Bisnis.com, JAKARTA - Sidang kasus penyebaran hoax atau berita bohong penganiayaan Ratna Sarumpaet hari ini memasuki agenda pembacaaan tanggapan Jaksa.
Terdakwa Ratna Sarumpaet menjalani sidang lanjutan di Pengadilan Negeri (PN) Jakarta Selatan, Selasa.
Ditemani anaknya, Atiqah Hasiholan, Ratna Sarumpaet tiba di ruang persidangan dengan mengenakan kerudung merah tua dan baju hijau.
Sebelum sampai di ruang sidang, Ratna mengatakan bahwa dirinya sehat untuk menjalani sidang lanjutan dan mendengarkan tanggapan JPU terhadap nota keberatan yang diberikan oleh pihaknya.
Sidang lanjutan itu beragendakan tanggapan yang diberikan Jaksa Penuntut Umum (JPU) atas eksepsi tim kuasa hukum Ratna Sarumpaet.
Pada sidang sebelumnya, Rabu (6/3), tim kuasa hukum Ratna memberikan nota keberatan yang mengatakan bahwa tuduhan yang dijatuhkan oleh JPU tidaklah tepat.
Menurut tim kuasa hukum Ratna, Demishardi, tidak ada keonaran sebagaimana yang dimaksudkan JPU.
Demishardi juga mengatakan bahwa surat dakwaan JPU tidak jelas, juga tidak lengkap dikarenakan jaksa tidak menuliskan waktu dan tempat lokasi terjadinya kejadian.
Kejaksaan Negeri Jakarta Selatan akan memberikan tanggapan atas nota keberatan atau eksepsi yang telah disampaikan terdakwa Ratna Sarumpaet di Pengadilan Negeri Jakarta Selatan.
Pembacaan tanggapan Jaksa Penuntut Umum (JPU) dari Kejaksaan Negeri Jakarta Selatan itu rencananya digelar hari ini di Pengadilan Negeri Jakarta Selatan sekitar pukul 09.00 WIB.
Sebelumnya, pengacara terdakwa perkara tindak pidana penyebaran hoaks Ratna Sarumpaet telah membacakan nota keberatannya di Persidangan Pekan Lalu Rabu (6/3/2019).
Ada dua hal yang digarisbawahi pada eksepsi yang dibacakan pihak Ratna Sarumpaet atas dakwaan JPU. Pertama yang dipersoalkan yaitu penggunaan Pasal 14 ayat (1) Undang-Undang Nomor 1 Tahun 1946 untuk menjerat Ratna."Kami tim kuasa hukum menganggap penggunaan pasal itu keliru," ujar Desmihardi pada Selasa (5/3/2019).
Pasal 14 ayat (1) UU No. 1 Tahun 1946 berbunyi, barang siapa, dengan menyiarkan berita atau pemberitahuan bohong, dengan sengaja menerbitkan keonaran di kalangan rakyat, dihukum dengan hukuman penjara setinggi-tingginya sepuluh tahun.
Menurut Desmihardi, tidak ada keonaran yang dimunculkan akibat kebohongan Ratna soal penganiayaan dirinya.
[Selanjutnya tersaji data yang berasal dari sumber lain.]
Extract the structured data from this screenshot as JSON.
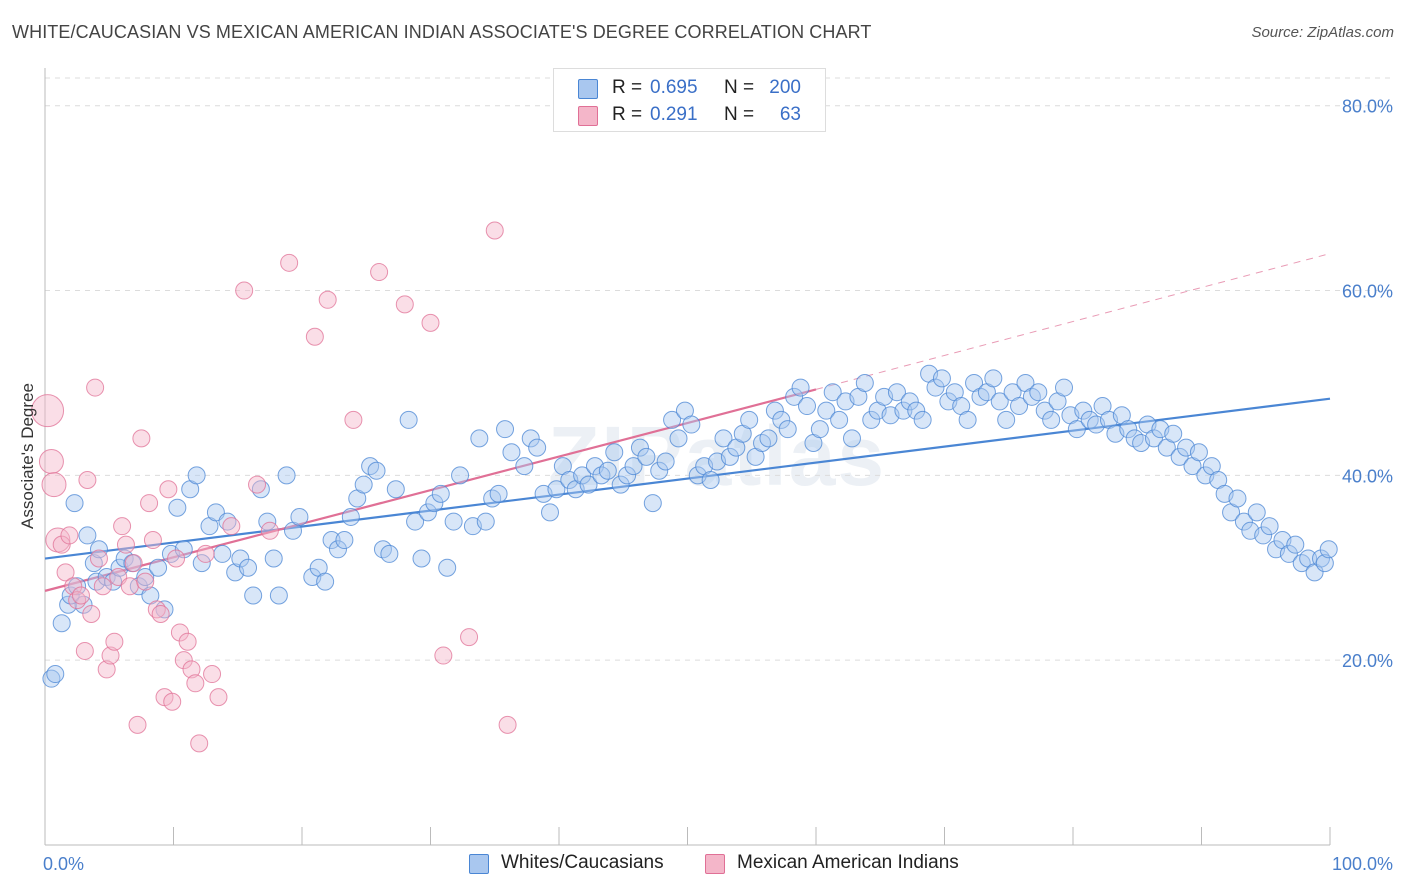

Jaksa Penuntut Umum, kata Desmihardi, juga tak menjelaskan keonaran yang dimaksud dalam surat dakwaan setebal 16 halaman.
"Hanya cuitan dari para tokoh, itu saja. Padahal kalau keonaran menurut KBBI kan jelas itu berkaitan dengan kegiatan huru-hara, kerusuhan, pokoknya ada aksi dari masyarakat. dalam kasus Bu Ratna ini tidak ada," ucap dia.
Poin kedua yang dibahas dalam eksepsi adalah penyusunan surat dakwaan Ratna Sarumpaet. Menurut Desmihardi, ia dan timnya menganggap surat dakwaan Ratna yang dibuat oleh JPU tak memenuhi unsur sebagaimana diatur dalam Pasal 143 ayat (2b) Kitab Undang-undang Hukum Acara Pidana.
Berdasarkan pasal tersebut, surat dakwaan harus dibuat dengan cermat, jelas dan lengkap mengenai tindak pidana yang didakwakan dengan menyebutkan waktu dan tempat tindak pidana itu dilakukan.